Wednesday, June 23, 2010
Harvest Time at the Farm
It's harvest time at the farm. I'm older now, about nine I think. My uncertain fingers grasp grapple with husks and silk as my brothers cut and scrape the corn off the husks. Some of the canning covering the end of the table in the front yard are empty, but not for long. We take turns scooping the corn into the jars. After awhile I put several filled jars on a cookie sheet and, carefully balancing them, carry them into the house.
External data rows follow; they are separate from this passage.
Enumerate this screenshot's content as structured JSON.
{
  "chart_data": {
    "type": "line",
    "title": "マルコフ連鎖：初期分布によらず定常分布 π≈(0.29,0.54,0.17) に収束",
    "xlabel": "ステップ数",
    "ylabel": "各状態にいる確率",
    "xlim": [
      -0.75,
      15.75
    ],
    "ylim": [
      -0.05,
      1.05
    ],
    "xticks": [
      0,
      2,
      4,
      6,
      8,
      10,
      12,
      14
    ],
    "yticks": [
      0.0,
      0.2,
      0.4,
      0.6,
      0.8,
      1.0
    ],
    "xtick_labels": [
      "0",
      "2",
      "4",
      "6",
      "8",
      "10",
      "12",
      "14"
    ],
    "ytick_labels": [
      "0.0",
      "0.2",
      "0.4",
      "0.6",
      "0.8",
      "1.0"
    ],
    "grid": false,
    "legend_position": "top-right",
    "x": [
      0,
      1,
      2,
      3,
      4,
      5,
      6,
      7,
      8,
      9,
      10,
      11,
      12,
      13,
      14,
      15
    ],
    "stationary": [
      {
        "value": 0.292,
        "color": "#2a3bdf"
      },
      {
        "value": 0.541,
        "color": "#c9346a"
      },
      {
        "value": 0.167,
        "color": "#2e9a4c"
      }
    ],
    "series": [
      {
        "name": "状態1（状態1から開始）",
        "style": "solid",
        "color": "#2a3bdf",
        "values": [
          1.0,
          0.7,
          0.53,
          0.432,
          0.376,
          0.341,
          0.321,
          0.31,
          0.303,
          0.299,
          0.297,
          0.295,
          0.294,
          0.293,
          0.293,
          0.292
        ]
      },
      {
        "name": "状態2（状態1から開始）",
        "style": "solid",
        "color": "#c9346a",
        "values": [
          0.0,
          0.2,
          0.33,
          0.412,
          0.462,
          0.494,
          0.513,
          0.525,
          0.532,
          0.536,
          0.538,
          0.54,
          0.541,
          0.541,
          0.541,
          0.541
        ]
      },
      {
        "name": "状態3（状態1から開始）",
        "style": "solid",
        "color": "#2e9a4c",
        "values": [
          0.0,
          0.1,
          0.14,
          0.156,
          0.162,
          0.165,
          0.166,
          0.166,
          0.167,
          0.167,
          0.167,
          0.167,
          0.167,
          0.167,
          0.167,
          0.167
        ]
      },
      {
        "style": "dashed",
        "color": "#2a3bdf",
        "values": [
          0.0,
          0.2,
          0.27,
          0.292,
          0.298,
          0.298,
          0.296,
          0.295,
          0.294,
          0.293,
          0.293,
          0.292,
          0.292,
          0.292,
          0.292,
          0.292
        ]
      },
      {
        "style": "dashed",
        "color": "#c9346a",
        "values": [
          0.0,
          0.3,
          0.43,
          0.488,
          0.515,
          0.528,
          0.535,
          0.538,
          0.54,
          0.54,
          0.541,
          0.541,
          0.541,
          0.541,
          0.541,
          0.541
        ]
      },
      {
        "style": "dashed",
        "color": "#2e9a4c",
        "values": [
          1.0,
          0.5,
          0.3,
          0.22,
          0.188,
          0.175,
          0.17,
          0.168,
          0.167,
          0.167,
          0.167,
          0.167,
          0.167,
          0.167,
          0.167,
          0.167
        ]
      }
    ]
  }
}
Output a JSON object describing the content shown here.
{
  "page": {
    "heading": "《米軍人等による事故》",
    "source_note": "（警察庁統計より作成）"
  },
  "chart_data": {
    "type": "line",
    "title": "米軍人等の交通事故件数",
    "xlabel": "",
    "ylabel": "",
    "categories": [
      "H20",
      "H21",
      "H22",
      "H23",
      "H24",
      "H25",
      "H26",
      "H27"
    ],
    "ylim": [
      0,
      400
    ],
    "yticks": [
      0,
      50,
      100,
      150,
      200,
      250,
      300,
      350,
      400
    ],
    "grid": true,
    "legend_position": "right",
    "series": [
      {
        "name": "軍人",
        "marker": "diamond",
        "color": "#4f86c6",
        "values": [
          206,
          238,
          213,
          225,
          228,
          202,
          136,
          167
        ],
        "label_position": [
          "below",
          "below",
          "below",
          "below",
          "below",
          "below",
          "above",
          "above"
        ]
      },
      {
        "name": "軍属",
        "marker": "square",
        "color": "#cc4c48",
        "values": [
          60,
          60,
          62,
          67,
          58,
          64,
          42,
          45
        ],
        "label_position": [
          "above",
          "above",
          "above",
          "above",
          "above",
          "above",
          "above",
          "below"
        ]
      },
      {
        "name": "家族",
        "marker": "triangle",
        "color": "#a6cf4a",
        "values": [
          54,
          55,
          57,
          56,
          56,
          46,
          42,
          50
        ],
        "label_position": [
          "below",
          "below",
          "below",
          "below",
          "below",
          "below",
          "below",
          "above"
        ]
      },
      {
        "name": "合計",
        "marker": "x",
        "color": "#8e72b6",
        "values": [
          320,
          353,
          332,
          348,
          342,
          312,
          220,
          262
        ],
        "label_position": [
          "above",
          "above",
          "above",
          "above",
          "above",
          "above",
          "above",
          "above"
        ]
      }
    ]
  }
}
A blast of heat hits me as I enter the kitchen. The galvanized boiler on the back of the blackened kitchen range bubbles and smacks. Flames leap from the stove as Mother lifts the lid and shoves in more wood. Sweat drips off her forehead, stray hairs straggle from the bun on the back of her head.
All of sudden she burst into song. "Oh, it's hard to be a Christian. Oh, it's hard to be a Christian. Oh, it's hard to be a Christian day by day."
I stare at her. Well if it's so hard be a Christian, why bother?
I've often looked back at that memory. I understand now what she meant. Sometimes it is hard to keep persevering, to keep on when everything inside wants to curl up and quit. Sometimes I'd rather have the quiet rest -- that place of intimacy and love I experience in my quiet times. I want to hear My Lord's whisper "I will give you rest." And He does. Except the other times are there, too. I only wish I knew how to put the two together.
I have a feeling Paul struggled in this area, too. He writes in 2 Timothy 4:10, "And for this we labor and strive." Colossians 1:29 says, "I labor, struggling with all His energy, which works so powerfully in me." Paul is laboring, but because he's in partnership with the Spirit of God, there's also rest and strength.
When we can't hang on any longer, we can cry out. He embraces us with mighty love and in His right hand is power and strength and mercy and grace. Our God is near to each of His children in their struggles.
He's not there just for the crisis. He's present for the dailies and the plain hard work of just living.